Questionamentos das ADPFs
Duas entidades nacionais ligadas à categoria das guardas municipais decidiram contestar a lei diretamente no STF.
A primeira foi a Federação Nacional de Sindicatos de Servidores das Guardas Municipais (Fenaguardas), que ingressou com a ADPF 1238. A federação alega que a lei:
- permite contratações sem concurso público, violando a regra constitucional de acesso ao serviço público;
- concede porte de arma a agentes temporários, sem garantias de preparo técnico adequado;
- amplia atribuições da GM para além do que a Constituição prevê.
Em seguida, a Associação Nacional de Guardas Municipais do Brasil (AGM Brasil) apresentou a ADPF 1239, reforçando os mesmos argumentos e pedindo suspensão imediata da lei.
STF cobra explicações
O relator Edson Fachin determinou que tanto a Prefeitura quanto a Câmara do Rio se manifestem em até dez dias. Após essa etapa, o processo será encaminhado para manifestações do Advogado-Geral da União (AGU) e do Procurador-Geral da República (PGR).
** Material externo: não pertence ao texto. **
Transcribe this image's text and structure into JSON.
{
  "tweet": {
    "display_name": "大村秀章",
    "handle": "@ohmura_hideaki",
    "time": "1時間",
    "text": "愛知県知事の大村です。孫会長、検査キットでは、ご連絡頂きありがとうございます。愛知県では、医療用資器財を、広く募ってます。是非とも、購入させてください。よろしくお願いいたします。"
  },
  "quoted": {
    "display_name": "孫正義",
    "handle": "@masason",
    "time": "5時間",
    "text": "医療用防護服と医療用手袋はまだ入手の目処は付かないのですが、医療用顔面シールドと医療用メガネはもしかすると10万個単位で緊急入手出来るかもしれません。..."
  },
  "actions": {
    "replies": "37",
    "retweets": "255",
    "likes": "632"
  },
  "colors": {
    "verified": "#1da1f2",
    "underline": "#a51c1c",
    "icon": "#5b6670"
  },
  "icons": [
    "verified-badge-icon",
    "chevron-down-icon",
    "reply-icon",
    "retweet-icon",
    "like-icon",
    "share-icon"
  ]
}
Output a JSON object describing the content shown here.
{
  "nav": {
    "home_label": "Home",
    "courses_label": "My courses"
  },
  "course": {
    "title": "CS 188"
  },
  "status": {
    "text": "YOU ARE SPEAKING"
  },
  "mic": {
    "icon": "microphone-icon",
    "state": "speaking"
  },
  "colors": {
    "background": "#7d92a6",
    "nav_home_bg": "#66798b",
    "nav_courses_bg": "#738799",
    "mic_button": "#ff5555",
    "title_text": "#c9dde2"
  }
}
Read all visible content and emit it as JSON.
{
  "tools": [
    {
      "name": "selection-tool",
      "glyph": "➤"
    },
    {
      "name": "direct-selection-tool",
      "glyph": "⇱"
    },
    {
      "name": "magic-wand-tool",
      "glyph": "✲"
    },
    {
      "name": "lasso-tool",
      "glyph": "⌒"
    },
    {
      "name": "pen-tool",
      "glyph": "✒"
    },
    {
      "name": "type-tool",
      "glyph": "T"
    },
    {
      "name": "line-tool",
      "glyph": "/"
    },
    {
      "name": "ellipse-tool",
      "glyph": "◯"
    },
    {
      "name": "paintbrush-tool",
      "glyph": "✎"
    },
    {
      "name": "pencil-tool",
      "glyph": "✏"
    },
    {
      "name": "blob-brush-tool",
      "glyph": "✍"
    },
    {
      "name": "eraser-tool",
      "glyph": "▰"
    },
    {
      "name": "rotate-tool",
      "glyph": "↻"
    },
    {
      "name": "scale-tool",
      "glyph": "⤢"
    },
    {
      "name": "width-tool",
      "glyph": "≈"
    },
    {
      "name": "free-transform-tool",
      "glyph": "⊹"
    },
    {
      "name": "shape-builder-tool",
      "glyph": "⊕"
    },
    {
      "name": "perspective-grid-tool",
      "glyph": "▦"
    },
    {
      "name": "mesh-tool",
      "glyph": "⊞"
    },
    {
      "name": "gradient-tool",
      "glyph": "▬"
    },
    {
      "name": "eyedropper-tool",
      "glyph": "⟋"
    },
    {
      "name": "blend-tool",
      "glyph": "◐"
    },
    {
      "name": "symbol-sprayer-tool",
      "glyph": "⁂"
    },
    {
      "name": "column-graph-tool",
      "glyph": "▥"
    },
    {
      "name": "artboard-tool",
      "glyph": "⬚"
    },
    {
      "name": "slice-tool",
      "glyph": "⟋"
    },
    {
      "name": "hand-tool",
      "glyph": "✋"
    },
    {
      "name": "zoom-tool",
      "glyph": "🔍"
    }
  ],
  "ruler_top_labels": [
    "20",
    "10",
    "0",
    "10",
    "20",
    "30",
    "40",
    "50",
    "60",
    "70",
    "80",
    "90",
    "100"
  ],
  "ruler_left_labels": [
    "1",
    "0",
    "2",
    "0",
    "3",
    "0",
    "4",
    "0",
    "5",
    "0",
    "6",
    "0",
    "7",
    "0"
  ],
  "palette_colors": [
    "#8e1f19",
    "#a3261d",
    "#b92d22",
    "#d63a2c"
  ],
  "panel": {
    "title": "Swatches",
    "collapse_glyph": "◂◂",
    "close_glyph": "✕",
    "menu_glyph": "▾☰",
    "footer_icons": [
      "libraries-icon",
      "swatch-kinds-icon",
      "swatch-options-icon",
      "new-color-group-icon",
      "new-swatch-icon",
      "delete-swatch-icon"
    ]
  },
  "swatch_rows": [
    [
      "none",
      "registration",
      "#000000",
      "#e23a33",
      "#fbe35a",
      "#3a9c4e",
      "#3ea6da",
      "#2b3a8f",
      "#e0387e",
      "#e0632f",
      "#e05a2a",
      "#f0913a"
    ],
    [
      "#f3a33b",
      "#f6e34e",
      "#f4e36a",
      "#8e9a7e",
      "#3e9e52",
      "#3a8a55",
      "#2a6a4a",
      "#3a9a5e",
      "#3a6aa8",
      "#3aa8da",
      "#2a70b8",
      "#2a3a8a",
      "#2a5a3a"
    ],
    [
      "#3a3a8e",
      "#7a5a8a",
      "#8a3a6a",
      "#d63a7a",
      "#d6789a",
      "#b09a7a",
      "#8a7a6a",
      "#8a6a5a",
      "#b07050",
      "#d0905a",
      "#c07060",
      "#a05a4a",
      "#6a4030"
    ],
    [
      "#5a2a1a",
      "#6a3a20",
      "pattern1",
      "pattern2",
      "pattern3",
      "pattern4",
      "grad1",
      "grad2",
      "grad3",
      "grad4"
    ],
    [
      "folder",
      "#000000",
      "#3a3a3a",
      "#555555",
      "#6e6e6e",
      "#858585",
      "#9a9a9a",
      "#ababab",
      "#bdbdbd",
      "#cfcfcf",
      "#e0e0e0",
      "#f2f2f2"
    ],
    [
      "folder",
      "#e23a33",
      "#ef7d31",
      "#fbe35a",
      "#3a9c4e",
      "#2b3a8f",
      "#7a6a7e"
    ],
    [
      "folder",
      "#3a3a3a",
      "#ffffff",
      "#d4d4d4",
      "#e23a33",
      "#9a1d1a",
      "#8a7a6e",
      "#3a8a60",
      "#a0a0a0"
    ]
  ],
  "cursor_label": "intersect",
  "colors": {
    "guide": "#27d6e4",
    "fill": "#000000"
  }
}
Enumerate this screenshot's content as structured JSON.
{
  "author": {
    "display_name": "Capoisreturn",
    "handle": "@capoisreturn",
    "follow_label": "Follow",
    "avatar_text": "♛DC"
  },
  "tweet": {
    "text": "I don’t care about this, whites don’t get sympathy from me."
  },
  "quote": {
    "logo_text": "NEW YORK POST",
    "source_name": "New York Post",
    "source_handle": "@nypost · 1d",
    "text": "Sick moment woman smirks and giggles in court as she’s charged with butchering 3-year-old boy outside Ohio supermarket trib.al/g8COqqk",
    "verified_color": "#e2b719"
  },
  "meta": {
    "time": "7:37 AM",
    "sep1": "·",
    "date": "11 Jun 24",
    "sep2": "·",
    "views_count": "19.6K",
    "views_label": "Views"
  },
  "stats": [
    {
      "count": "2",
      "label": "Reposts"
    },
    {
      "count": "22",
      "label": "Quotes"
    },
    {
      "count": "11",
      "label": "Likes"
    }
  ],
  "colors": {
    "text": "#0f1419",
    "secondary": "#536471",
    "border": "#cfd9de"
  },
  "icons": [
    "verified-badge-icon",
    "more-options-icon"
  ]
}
Só depois disso o STF deve avaliar pedidos de liminar, que podem suspender a lei antes do julgamento final.
O Supremo terá de enfrentar novamente o debate sobre os limites constitucionais da atuação das guardas municipais, tema que já gerou precedentes recentes.
Contexto constitucional
A Constituição Federal, em seu artigo 144, não reconhece as guardas municipais como forças policiais. A elas cabe, segundo a interpretação consolidada do STF, funções de proteção de bens, serviços e instalações municipais, podendo exercer policiamento ostensivo comunitário em caráter suplementar.
No entanto, a corte já deixou claro que as guardas não podem assumir atribuições típicas das polícias militares ou civis, como investigações criminais ou policiamento ostensivo armado em substituição às forças estaduais.
No entanto, de acordo com o entendimento fixado pelo STF no Recurso Extraordinário (RE) 608588, com repercussão geral (Tema 656) , as guardas municipais não têm poder de investigar, mas podem fazer policiamento ostensivo e comunitário e agir diante de condutas lesivas a pessoas, bens e serviços, inclusive realizar prisões em flagrante, respeitadas as atribuições dos demais órgãos de segurança pública.
Nesse sentido, a lei carioca pode ser considerada um avanço indevido sobre a arquitetura constitucional da segurança pública no Brasil.
Repercussão política
A criação da Força Municipal divide opiniões. Defensores afirmam que a medida reforça a segurança da população em meio à fragilidade do policiamento estadual no Rio. Já críticos, incluindo sindicatos da própria categoria, veem a lei como um risco de precarização, uma vez que permite contratações temporárias sem concurso e abre margem para politização de cargos.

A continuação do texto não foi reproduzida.